The LADB recommended the high court hand down a fully deferred 18-month suspension conditional upon a Judges and Lawyers Assistance Program (JLAP) contract for five years, and that Ashley provides a detailed accounting to each of the clients in all four counts against him. Another condition the LADB recommended was that a practice monitor be appointed to Ashley's law practice for a year, according to the LADB's 24-page recommendation issued March 13.
The LADB also recommended Ashley pay all costs and expenses in the proceedings.
The LADB's recommendation follows a hearing committee's legal conclusions and its own recommendation filed in September.
No additional updates in the matter, including a decision by the Louisiana Supreme Court, have been posted to the LADB website.
Ashley was admitted to the bar in Louisiana on Oct. 2, 1974, according to his profile at the Louisiana State Bar Association's website.
The LADB's recommendation was based upon formal charges against Ashley by the Office of Disciplinary Counsel alleging he violated rules that refer to diligence and knowingly making a false statement of material fact. Ashley stipulated to the allegations in the formal charges "with limited variation," the LADB's recommendation said.
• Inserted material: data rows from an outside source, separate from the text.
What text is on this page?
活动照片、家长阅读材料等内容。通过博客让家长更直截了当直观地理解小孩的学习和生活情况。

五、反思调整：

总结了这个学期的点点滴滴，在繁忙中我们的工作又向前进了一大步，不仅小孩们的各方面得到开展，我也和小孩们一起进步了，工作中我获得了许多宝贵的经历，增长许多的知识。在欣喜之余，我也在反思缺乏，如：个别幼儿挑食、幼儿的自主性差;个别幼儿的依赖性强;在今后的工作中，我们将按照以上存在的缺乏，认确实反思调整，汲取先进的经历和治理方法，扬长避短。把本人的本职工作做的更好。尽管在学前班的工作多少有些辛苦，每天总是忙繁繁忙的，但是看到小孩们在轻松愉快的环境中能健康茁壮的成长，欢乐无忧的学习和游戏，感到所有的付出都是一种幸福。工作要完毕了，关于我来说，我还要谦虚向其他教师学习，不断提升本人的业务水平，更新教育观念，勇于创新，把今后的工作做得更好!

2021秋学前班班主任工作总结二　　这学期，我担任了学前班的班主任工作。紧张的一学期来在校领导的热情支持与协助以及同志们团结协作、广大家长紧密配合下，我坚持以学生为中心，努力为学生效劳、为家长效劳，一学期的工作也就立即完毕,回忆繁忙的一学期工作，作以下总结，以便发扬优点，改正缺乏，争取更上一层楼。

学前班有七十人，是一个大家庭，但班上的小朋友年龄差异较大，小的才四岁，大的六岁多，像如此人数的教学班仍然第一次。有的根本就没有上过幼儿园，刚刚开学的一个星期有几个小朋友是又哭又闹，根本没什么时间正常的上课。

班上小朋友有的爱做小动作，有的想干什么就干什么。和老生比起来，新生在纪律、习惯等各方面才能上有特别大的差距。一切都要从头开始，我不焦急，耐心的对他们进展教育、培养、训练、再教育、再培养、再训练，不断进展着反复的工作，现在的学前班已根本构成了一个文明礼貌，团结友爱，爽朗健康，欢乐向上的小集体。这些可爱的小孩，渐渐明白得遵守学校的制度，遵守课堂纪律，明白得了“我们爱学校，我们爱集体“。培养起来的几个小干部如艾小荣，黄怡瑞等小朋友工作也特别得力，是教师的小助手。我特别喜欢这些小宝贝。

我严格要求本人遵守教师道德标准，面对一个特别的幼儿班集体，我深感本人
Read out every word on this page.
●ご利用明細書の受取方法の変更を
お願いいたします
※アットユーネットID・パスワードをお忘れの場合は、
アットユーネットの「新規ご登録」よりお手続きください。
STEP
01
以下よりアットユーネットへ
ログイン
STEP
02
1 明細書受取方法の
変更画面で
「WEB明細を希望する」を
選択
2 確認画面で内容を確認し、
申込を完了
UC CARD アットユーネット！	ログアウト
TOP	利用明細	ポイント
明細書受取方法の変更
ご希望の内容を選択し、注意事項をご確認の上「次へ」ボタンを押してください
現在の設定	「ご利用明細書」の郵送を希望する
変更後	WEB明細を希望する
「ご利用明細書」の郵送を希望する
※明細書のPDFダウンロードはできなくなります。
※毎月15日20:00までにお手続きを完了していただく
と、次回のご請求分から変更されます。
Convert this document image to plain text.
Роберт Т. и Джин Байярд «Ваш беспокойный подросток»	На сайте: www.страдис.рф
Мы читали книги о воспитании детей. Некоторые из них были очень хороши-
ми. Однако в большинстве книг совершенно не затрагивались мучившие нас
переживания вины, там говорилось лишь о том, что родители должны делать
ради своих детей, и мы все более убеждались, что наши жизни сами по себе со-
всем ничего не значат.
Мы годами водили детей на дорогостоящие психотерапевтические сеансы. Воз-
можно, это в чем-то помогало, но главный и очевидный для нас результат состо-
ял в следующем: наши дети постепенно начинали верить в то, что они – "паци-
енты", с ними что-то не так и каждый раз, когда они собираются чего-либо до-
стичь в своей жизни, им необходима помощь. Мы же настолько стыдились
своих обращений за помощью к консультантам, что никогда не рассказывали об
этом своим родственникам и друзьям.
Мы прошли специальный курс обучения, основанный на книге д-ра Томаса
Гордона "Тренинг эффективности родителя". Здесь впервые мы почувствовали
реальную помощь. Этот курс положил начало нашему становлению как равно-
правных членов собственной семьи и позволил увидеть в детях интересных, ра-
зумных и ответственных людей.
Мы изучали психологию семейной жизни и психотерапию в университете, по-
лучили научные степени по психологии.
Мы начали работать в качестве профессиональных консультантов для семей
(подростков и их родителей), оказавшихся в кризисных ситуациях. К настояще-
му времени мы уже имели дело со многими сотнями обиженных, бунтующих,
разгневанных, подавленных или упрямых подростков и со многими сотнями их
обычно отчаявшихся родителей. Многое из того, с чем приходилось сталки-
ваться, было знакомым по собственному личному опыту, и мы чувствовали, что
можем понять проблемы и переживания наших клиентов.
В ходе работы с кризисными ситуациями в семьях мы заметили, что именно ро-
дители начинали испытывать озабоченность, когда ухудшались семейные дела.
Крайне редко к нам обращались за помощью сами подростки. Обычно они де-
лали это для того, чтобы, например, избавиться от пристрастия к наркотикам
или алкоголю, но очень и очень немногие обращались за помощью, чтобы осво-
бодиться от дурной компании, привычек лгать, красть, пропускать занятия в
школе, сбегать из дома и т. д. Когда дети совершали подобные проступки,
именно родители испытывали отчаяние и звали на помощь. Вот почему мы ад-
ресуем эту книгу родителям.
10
Ashley's response to the charges "referenced his prior medical and alcohol abuse problems and treatment and provided various explanations in response to the allegations of the specific counts," the LADB recommendation said. Ashley requested that his JLAP agreement be for three years, rather than five, pointing out "that he voluntarily entered a lengthy, inpatient rehabilitation program and voluntarily entered into his JLAP contract," the LADB recommendation said.
"He referenced the damage to his practice and financial stress caused by his alcoholism and depression and treatment for same and attached a list of costs (totaling approximately $4,000) of compliance with the JLAP agreement to date."
In a previous discipline, the state Supreme Court handed down a fully deferred six-month suspension against Ashley in September 2013 over allegations that he neglected a legal matter and failed to adequately communicate with a client.